Discover more from Bury Me in New Jersey
Swallowed, hollowed, Heavy about everything but my love
I wait for my mom's food to cool enough to try and feed her. Her swallowing reflexes have been getting worse and worse, and as I stare at the three bowls of supplemental pastes, and the way her hip bone protrudes from underneath her skin, I can't help but feel a sinking feeling somewhere between my heart and stomach.
How much longer can this go on, this never-ending disease that clearly will have an end, perhaps sooner than we've been wanting to admit? I equal parts want it to be easier to feed her and am furious that we are attempting this anymore. Each spoonful, no matter how carefully measured, feels arduous, desperate, dangerous, and I hold my breath with each effort, massaging her neck muscles to help them relax and accept a few more calories.

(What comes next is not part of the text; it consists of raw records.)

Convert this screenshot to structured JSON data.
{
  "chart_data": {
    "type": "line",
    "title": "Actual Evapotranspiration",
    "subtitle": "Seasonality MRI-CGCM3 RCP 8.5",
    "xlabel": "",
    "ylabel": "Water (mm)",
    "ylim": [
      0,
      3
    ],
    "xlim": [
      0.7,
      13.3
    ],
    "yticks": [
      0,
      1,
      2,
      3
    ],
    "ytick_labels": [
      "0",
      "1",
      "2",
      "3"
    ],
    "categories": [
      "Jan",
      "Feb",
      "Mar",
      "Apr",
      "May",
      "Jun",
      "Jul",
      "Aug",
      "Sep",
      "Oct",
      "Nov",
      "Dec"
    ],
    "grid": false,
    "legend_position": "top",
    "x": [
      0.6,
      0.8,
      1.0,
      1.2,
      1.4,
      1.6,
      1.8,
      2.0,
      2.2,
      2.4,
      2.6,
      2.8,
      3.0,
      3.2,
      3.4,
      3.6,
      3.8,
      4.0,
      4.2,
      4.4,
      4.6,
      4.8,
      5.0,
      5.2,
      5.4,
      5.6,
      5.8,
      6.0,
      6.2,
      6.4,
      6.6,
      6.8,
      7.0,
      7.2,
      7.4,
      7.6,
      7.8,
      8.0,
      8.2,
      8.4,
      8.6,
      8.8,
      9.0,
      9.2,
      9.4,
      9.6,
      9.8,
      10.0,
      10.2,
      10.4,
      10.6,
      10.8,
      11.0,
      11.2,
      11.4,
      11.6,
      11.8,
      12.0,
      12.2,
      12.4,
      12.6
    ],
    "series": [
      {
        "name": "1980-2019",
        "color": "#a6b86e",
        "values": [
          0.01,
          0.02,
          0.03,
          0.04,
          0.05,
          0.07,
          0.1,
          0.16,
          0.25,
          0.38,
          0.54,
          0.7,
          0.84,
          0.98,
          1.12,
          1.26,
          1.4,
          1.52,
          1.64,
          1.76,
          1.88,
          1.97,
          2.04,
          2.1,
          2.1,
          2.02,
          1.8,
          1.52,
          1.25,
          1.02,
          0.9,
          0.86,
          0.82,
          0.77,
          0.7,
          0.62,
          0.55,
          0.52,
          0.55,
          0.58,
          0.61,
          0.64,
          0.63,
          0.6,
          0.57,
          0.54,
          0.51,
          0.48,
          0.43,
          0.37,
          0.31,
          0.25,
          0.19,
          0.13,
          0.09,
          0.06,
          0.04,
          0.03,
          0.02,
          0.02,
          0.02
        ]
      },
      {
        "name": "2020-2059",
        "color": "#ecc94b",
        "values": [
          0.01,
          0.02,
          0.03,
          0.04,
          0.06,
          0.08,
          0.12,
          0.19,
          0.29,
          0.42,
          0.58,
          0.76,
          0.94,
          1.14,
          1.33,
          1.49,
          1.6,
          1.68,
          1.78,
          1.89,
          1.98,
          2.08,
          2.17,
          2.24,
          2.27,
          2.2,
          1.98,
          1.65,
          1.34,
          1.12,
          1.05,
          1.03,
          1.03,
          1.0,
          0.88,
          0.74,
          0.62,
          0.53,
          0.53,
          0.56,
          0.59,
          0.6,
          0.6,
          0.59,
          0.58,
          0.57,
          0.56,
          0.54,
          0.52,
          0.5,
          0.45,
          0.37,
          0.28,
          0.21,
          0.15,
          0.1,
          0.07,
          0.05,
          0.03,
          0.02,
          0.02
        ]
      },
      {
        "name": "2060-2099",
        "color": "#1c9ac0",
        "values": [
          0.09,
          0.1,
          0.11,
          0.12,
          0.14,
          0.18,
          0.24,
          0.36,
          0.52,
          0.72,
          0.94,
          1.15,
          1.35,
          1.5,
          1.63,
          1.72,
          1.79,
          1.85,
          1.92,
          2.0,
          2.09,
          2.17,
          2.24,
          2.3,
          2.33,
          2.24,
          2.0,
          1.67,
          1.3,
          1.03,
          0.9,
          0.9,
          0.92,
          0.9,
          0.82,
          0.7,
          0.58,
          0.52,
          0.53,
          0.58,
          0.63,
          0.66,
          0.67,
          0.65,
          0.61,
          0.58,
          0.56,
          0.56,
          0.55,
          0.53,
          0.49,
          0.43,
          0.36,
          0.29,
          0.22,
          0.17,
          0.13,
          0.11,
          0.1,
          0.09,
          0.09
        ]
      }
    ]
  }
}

This goes against my end-of-life training, against the advice of just about any expert in this field, against the voice inside me that understands that food is not always the answer, despite cultural conditioning, biological inclinations, and the hopeless wishful thinking that maybe this gesture will truly be nourishing, healing, restorative. But these Knowings do not ease the pain of seeing her body dwindle away, more bone than flesh with each passing day. And so we stir thickened juice, spoon small tastes of gravy, and hope it will be enough to get us through another day.